La mise en place du groupe consultatif et de suivi et des groupes d'experts chargés des questions juridiques et fiscales doit être considérée comme une priorité.

1. La création du «groupe consultatif et de suivi sur la compensation et le règlement-livraison»

Parmi les mesures et politiques à mettre en oeuvre pour atteindre les objectifs fixés par la Commission, l'intégration des systèmes de compensation et de règlement-livraison existants est celui qui requiert la plus grande coordination des organismes de droit public et de droit privé. Pour supprimer les obstacles à l'intégration, ces organismes devront agir, et les synergies nécessaires être créées.

Le lancement de ces actions public/privé aura d'importantes répercussions sur la façon dont les activités de compensation et de règlement-livraison sont exercées dans toute l'Union européenne. Sous leur influence, les processus, politiques et comportements seront amenés à changer. La Commission a néanmoins conscience que les participants au marché n'ont pas nécessairement des intérêts concordants, selon les fonctions qu'ils assument et les services qu'ils fournissent. Pour certains, la participation à un marché ouvert et intégré sera synonyme d'investissements importants; pour d'autres, de risque élevé de perdre certains créneaux d'activité au profit de la concurrence. Cet état de fait pourrait être source de retards et de frictions dans l'adoption et l'acceptation des mesures visant à supprimer les obstacles existants.

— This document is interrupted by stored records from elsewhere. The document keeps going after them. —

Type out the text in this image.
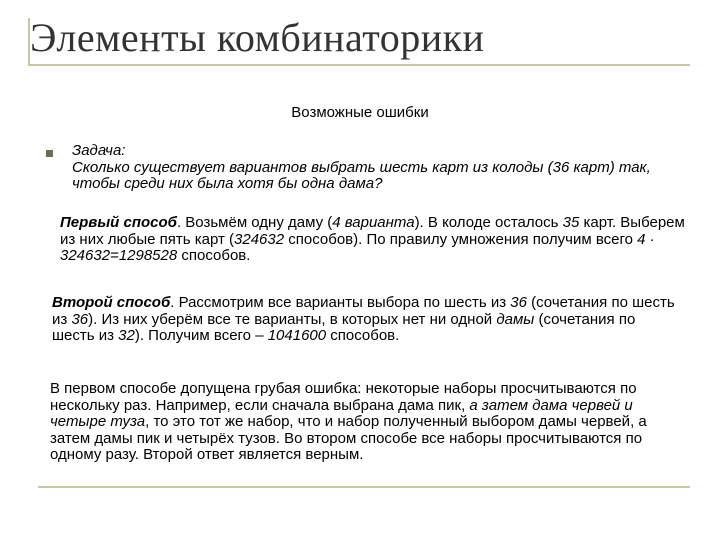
Элементы комбинаторики
Возможные ошибки
Задача:
Сколько существует вариантов выбрать шесть карт из колоды (36 карт) так, чтобы среди них была хотя бы одна дама?
Первый способ. Возьмём одну даму (4 варианта). В колоде осталось 35 карт. Выберем из них любые пять карт (324632 способов). По правилу умножения получим всего 4 · 324632=1298528 способов.
Второй способ. Рассмотрим все варианты выбора по шесть из 36 (сочетания по шесть из 36). Из них уберём все те варианты, в которых нет ни одной дамы (сочетания по шесть из 32). Получим всего – 1041600 способов.
В первом способе допущена грубая ошибка: некоторые наборы просчитываются по нескольку раз. Например, если сначала выбрана дама пик, а затем дама червей и четыре туза, то это тот же набор, что и набор полученный выбором дамы червей, а затем дамы пик и четырёх тузов. Во втором способе все наборы просчитываются по одному разу. Второй ответ является верным.
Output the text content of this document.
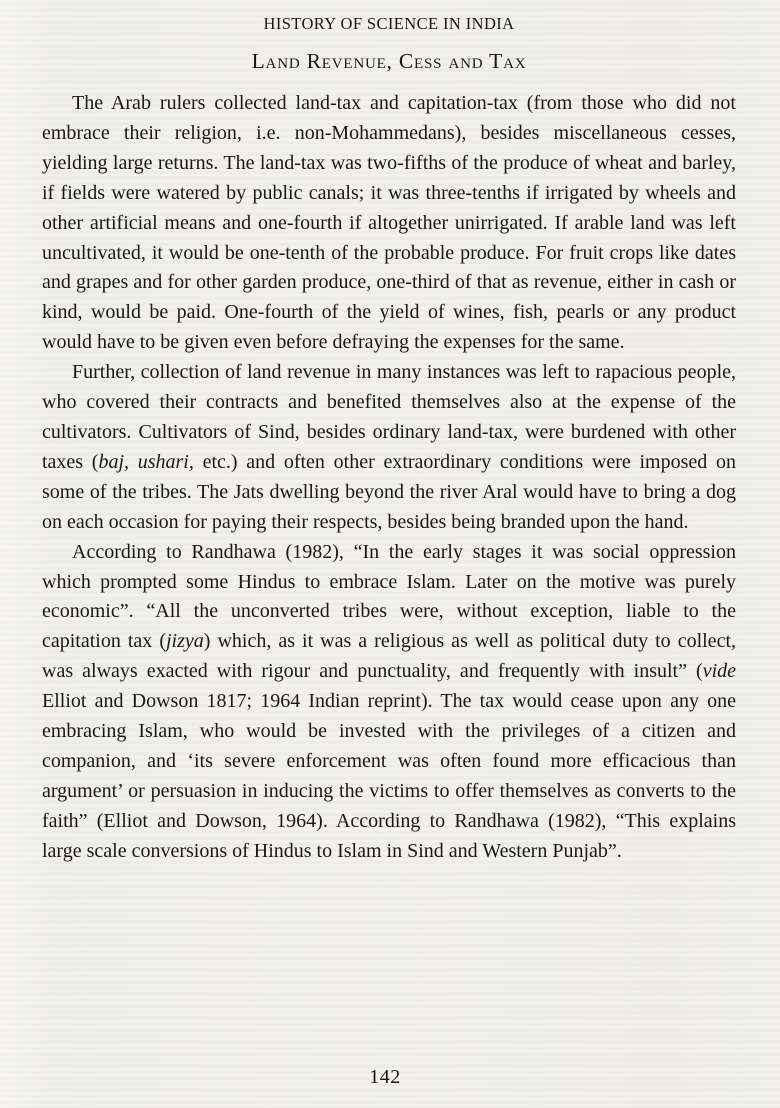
HISTORY OF SCIENCE IN INDIA
Land Revenue, Cess and Tax

The Arab rulers collected land-tax and capitation-tax (from those who did not embrace their religion, i.e. non-Mohammedans), besides miscellaneous cesses, yielding large returns. The land-tax was two-fifths of the produce of wheat and barley, if fields were watered by public canals; it was three-tenths if irrigated by wheels and other artificial means and one-fourth if altogether unirrigated. If arable land was left uncultivated, it would be one-tenth of the probable produce. For fruit crops like dates and grapes and for other garden produce, one-third of that as revenue, either in cash or kind, would be paid. One-fourth of the yield of wines, fish, pearls or any product would have to be given even before defraying the expenses for the same.

Further, collection of land revenue in many instances was left to rapacious people, who covered their contracts and benefited themselves also at the expense of the cultivators. Cultivators of Sind, besides ordinary land-tax, were burdened with other taxes (baj, ushari, etc.) and often other extraordinary conditions were imposed on some of the tribes. The Jats dwelling beyond the river Aral would have to bring a dog on each occasion for paying their respects, besides being branded upon the hand.

According to Randhawa (1982), “In the early stages it was social oppression which prompted some Hindus to embrace Islam. Later on the motive was purely economic”. “All the unconverted tribes were, without exception, liable to the capitation tax (jizya) which, as it was a religious as well as political duty to collect, was always exacted with rigour and punctuality, and frequently with insult” (vide Elliot and Dowson 1817; 1964 Indian reprint). The tax would cease upon any one embracing Islam, who would be invested with the privileges of a citizen and companion, and ‘its severe enforcement was often found more efficacious than argument’ or persuasion in inducing the victims to offer themselves as converts to the faith” (Elliot and Dowson, 1964). According to Randhawa (1982), “This explains large scale conversions of Hindus to Islam in Sind and Western Punjab”.

142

C'est pourquoi tous les organismes concernés doivent être convaincus de la nécessité d'une action précise. À cet égard, un fort leadership politique s'impose. Un suivi des résultats produits par l'ensemble du processus est également nécessaire, pour garantir des efforts soutenus et faire en sorte de ne pas dévier de l'objectif général et des orientations qui ont été fixés.

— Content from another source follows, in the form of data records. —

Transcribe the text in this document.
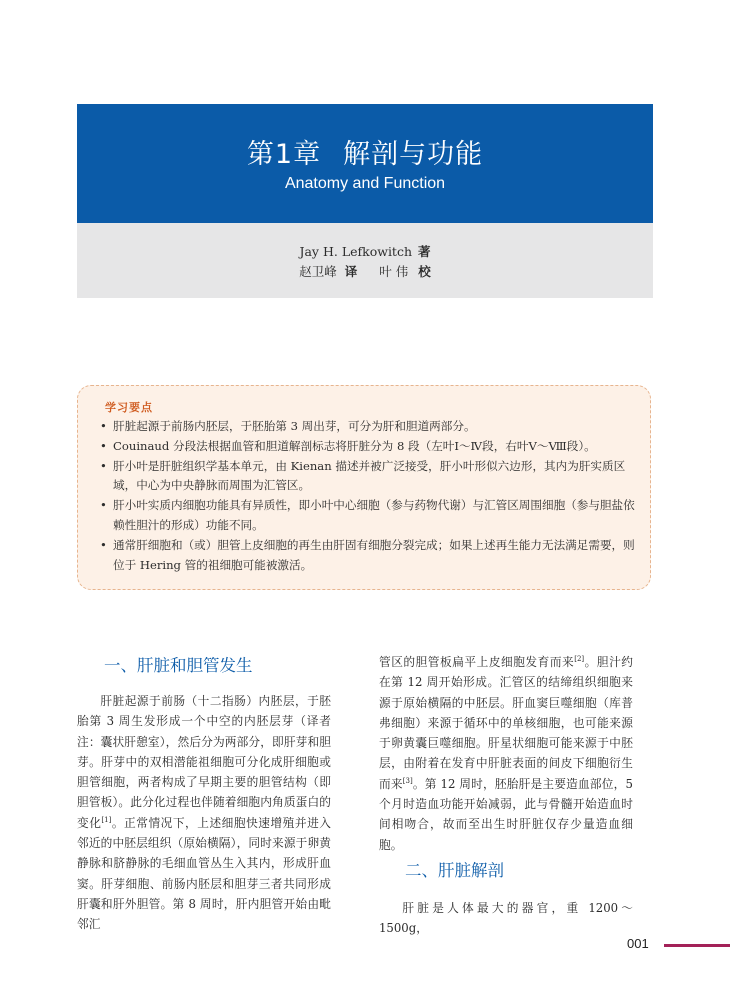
第1章 解剖与功能
Anatomy and Function
Jay H. Lefkowitch 著
赵卫峰 译 叶 伟 校
学习要点
• 肝脏起源于前肠内胚层，于胚胎第 3 周出芽，可分为肝和胆道两部分。
• Couinaud 分段法根据血管和胆道解剖标志将肝脏分为 8 段（左叶Ⅰ～Ⅳ段，右叶Ⅴ～Ⅷ段）。
• 肝小叶是肝脏组织学基本单元，由 Kienan 描述并被广泛接受，肝小叶形似六边形，其内为肝实质区域，中心为中央静脉而周围为汇管区。
• 肝小叶实质内细胞功能具有异质性，即小叶中心细胞（参与药物代谢）与汇管区周围细胞（参与胆盐依赖性胆汁的形成）功能不同。
• 通常肝细胞和（或）胆管上皮细胞的再生由肝固有细胞分裂完成；如果上述再生能力无法满足需要，则位于 Hering 管的祖细胞可能被激活。
一、肝脏和胆管发生

肝脏起源于前肠（十二指肠）内胚层，于胚胎第 3 周生发形成一个中空的内胚层芽（译者注：囊状肝憩室），然后分为两部分，即肝芽和胆芽。肝芽中的双相潜能祖细胞可分化成肝细胞或胆管细胞，两者构成了早期主要的胆管结构（即胆管板）。此分化过程也伴随着细胞内角质蛋白的变化[1]。正常情况下，上述细胞快速增殖并进入邻近的中胚层组织（原始横隔），同时来源于卵黄静脉和脐静脉的毛细血管丛生入其内，形成肝血窦。肝芽细胞、前肠内胚层和胆芽三者共同形成肝囊和肝外胆管。第 8 周时，肝内胆管开始由毗邻汇

管区的胆管板扁平上皮细胞发育而来[2]。胆汁约在第 12 周开始形成。汇管区的结缔组织细胞来源于原始横隔的中胚层。肝血窦巨噬细胞（库普弗细胞）来源于循环中的单核细胞，也可能来源于卵黄囊巨噬细胞。肝星状细胞可能来源于中胚层，由附着在发育中肝脏表面的间皮下细胞衍生而来[3]。第 12 周时，胚胎肝是主要造血部位，5 个月时造血功能开始减弱，此与骨髓开始造血时间相吻合，故而至出生时肝脏仅存少量造血细胞。

二、肝脏解剖

肝脏是人体最大的器官，重 1200～1500g，

001
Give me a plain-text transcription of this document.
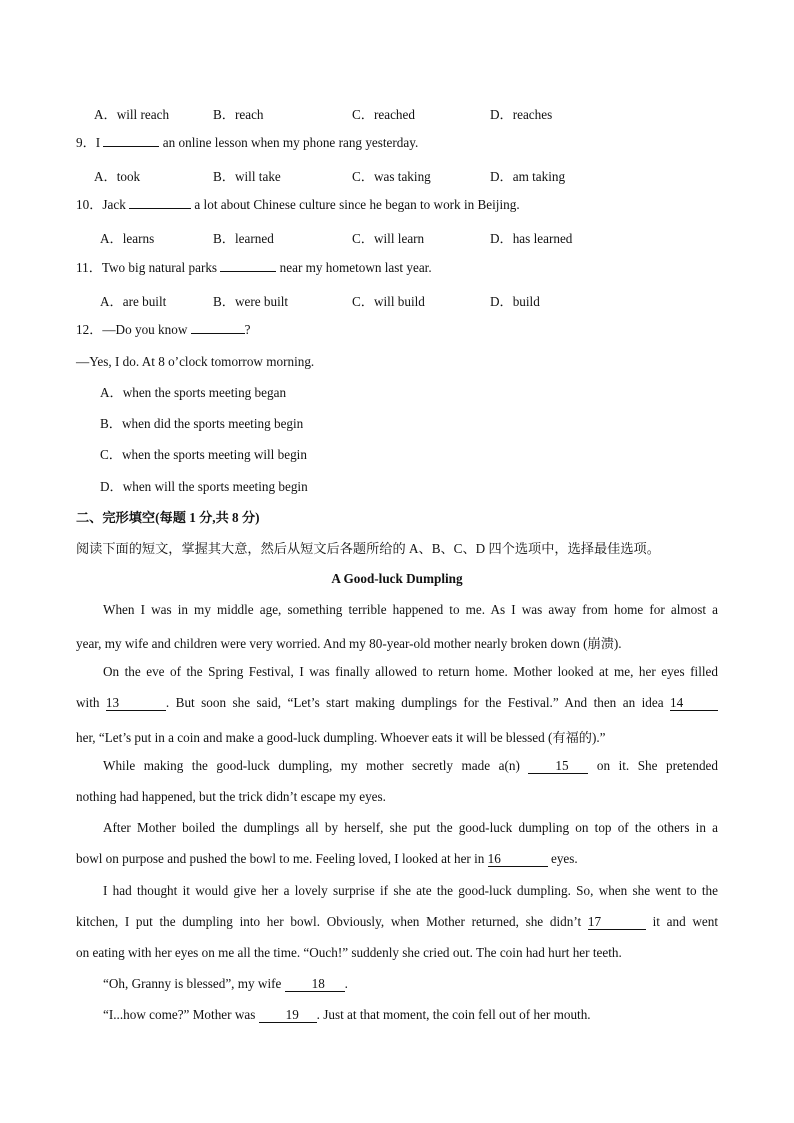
A．will reach	B．reach	C．reached	D．reaches
9．I	an online lesson when my phone rang yesterday.
A．took	B．will take	C．was taking	D．am taking
10．Jack	a lot about Chinese culture since he began to work in Beijing.
A．learns	B．learned	C．will learn	D．has learned
11．Two big natural parks	near my hometown last year.
A．are built	B．were built	C．will build	D．build
12．—Do you know	?
—Yes, I do. At 8 o’clock tomorrow morning.
A．when the sports meeting began
B．when did the sports meeting begin
C．when the sports meeting will begin
D．when will the sports meeting begin
二、完形填空(每题 1 分,共 8 分)
阅读下面的短文，掌握其大意，然后从短文后各题所给的 A、B、C、D 四个选项中，选择最佳选项。
A Good-luck Dumpling
When I was in my middle age, something terrible happened to me. As I was away from home for almost a
year, my wife and children were very worried. And my 80-year-old mother nearly broken down (崩溃).
On the eve of the Spring Festival, I was finally allowed to return home. Mother looked at me, her eyes filled
with 13	. But soon she said, “Let’s start making dumplings for the Festival.” And then an idea 14
her, “Let’s put in a coin and make a good-luck dumpling. Whoever eats it will be blessed (有福的).”
While making the good-luck dumpling, my mother secretly made a(n)	15 on it. She pretended
nothing had happened, but the trick didn’t escape my eyes.
After Mother boiled the dumplings all by herself, she put the good-luck dumpling on top of the others in a
bowl on purpose and pushed the bowl to me. Feeling loved, I looked at her in 16	eyes.
I had thought it would give her a lovely surprise if she ate the good-luck dumpling. So, when she went to the
kitchen, I put the dumpling into her bowl. Obviously, when Mother returned, she didn’t 17	it and went
on eating with her eyes on me all the time. “Ouch!” suddenly she cried out. The coin had hurt her teeth.
“Oh, Granny is blessed”, my wife 18 .
“I...how come?” Mother was 19 . Just at that moment, the coin fell out of her mouth.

Pour atteindre les résultats voulus, la Commission est favorable à la création d'un groupe consultatif et de suivi informel. Elle suit en cela les recommandations du groupe Giovannini, qui préconisait l'instauration d'un dispositif de coordination et de suivi pour assurer le succès de toute l'opération.

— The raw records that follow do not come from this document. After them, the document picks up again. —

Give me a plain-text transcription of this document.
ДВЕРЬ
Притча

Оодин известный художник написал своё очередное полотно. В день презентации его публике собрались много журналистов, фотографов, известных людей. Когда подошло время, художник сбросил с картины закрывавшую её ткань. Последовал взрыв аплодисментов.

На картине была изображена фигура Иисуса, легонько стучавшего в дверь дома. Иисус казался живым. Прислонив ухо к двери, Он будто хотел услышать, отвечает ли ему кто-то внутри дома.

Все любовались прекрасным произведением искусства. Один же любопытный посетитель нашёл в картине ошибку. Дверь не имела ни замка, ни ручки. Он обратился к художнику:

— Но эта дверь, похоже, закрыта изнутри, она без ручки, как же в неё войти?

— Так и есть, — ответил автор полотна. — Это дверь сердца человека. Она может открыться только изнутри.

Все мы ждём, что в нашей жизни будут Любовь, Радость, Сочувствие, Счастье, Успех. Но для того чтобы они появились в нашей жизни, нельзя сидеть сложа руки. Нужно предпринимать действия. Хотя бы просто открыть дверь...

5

Ce groupe devrait notamment, en accord avec la Commission:

(a) promouvoir l'ensemble du projet et informer le public, en lui fournissant tout rapport ou explication nécessaire sur l'état des réformes, de manière à en garantir la transparence à tout moment;

(b) fonctionner comme un forum ouvert aux organismes de droit public et de droit privé, qui pourront ainsi s'assurer des avancées réalisées;

(c) se concerter avec les groupes d'experts chargés de traiter les problèmes juridiques et fiscaux (voir la section 3);

(d) fournir une assistance informelle à la Commission;

(e) faire office d'interface entre les organismes de droit public et de droit privé impliqués, dans l'objectif:

de cerner les interdépendances entre les différents obstacles existants;

de coordonner les plans d'action détaillés mis au point et d'assurer la cohérence du processus global de mise en oeuvre;

de suivre les avancées réalisées et de séquencer les actions;

(f) assurer une concertation avec le Groupe des 30 et les autres forums internationaux, de manière à garantir la cohérence des initiatives européennes avec celles conçues au niveau international.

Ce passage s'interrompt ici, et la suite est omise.